Comment 2 Warren Togami 2008-12-29 09:26:31 UTC
Yes, the exit 0 above solves the first problem.

Yes, this ip route syntax is new as of F-10.

> I think if we want to go this route what it checks needs to be at least
> configureable, and thus. probably not written in sh anymore.

I disagree here.  It is not important to get this 100% correct.  It is OK to trigger more often than absolutely necessary, but false negatives are not OK.

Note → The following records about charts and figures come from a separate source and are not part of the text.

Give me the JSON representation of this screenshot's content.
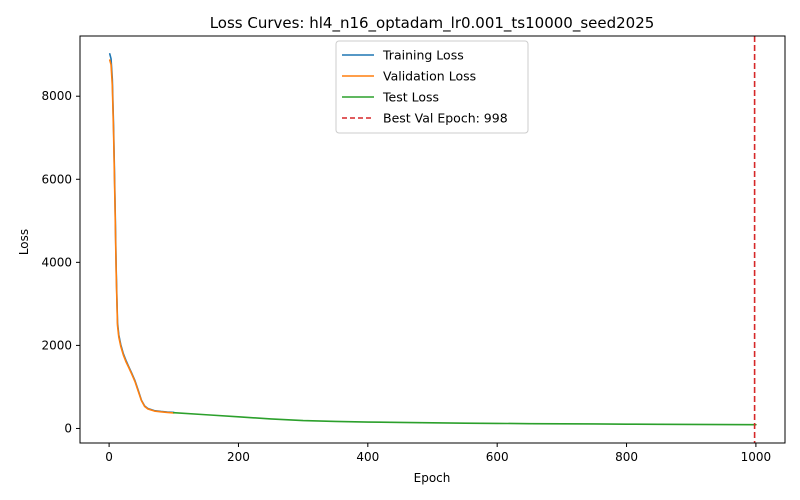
{
  "chart_data": {
    "type": "line",
    "title": "Loss Curves: hl4_n16_optadam_lr0.001_ts10000_seed2025",
    "xlabel": "Epoch",
    "ylabel": "Loss",
    "xlim": [
      -45,
      1045
    ],
    "ylim": [
      -350,
      9450
    ],
    "xticks": [
      0,
      200,
      400,
      600,
      800,
      1000
    ],
    "yticks": [
      0,
      2000,
      4000,
      6000,
      8000
    ],
    "grid": false,
    "legend_position": "top-center",
    "series": [
      {
        "name": "Training Loss",
        "color": "#1f77b4",
        "x": [
          1,
          3,
          5,
          7,
          9,
          11,
          13,
          15,
          18,
          22,
          26,
          30,
          35,
          40,
          45,
          50,
          55,
          60,
          70,
          80,
          90,
          100
        ],
        "y": [
          9020,
          8900,
          8400,
          7200,
          5600,
          3800,
          2550,
          2250,
          2020,
          1800,
          1640,
          1500,
          1330,
          1150,
          920,
          680,
          540,
          480,
          430,
          410,
          395,
          385
        ]
      },
      {
        "name": "Validation Loss",
        "color": "#ff7f0e",
        "x": [
          1,
          3,
          5,
          7,
          9,
          11,
          13,
          15,
          18,
          22,
          26,
          30,
          35,
          40,
          45,
          50,
          55,
          60,
          70,
          80,
          90,
          100
        ],
        "y": [
          8870,
          8760,
          8250,
          7050,
          5450,
          3700,
          2480,
          2200,
          1980,
          1770,
          1610,
          1480,
          1310,
          1130,
          900,
          670,
          530,
          470,
          420,
          400,
          385,
          375
        ]
      },
      {
        "name": "Test Loss",
        "color": "#2ca02c",
        "x": [
          100,
          150,
          200,
          250,
          300,
          350,
          400,
          450,
          500,
          550,
          600,
          650,
          700,
          750,
          800,
          850,
          900,
          950,
          1000
        ],
        "y": [
          380,
          330,
          280,
          230,
          190,
          170,
          155,
          145,
          135,
          128,
          122,
          116,
          112,
          108,
          104,
          100,
          97,
          94,
          92
        ]
      }
    ],
    "best_epoch_line": {
      "name": "Best Val Epoch: 998",
      "x": 998,
      "color": "#d62728"
    }
  }
}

The way this works, in the vast majority of cases it will check the IP details and this alone is sufficient to determine if it needs to flush the yum mirrorlist cache.  There is however the possibility of roaming to another network with exactly the same DHCP configuration and getting the same IP address.  Thus an additional check for the MAC address of the gateway should be sufficient to determine if you have roamed to another network.  Now that I think about it more, perhaps the latter MAC address of default gateway alone is a sufficient test for a changed network.

In any case, the nature of a "false positive" due to corner cases of this failing is not really a big deal.  It will only flush the yum mirrorlist cache in such cases.  It is really not necessary to overengineer this by making it configurable.

I do agree that writing it in some other language and avoiding screen scraping would be a good idea.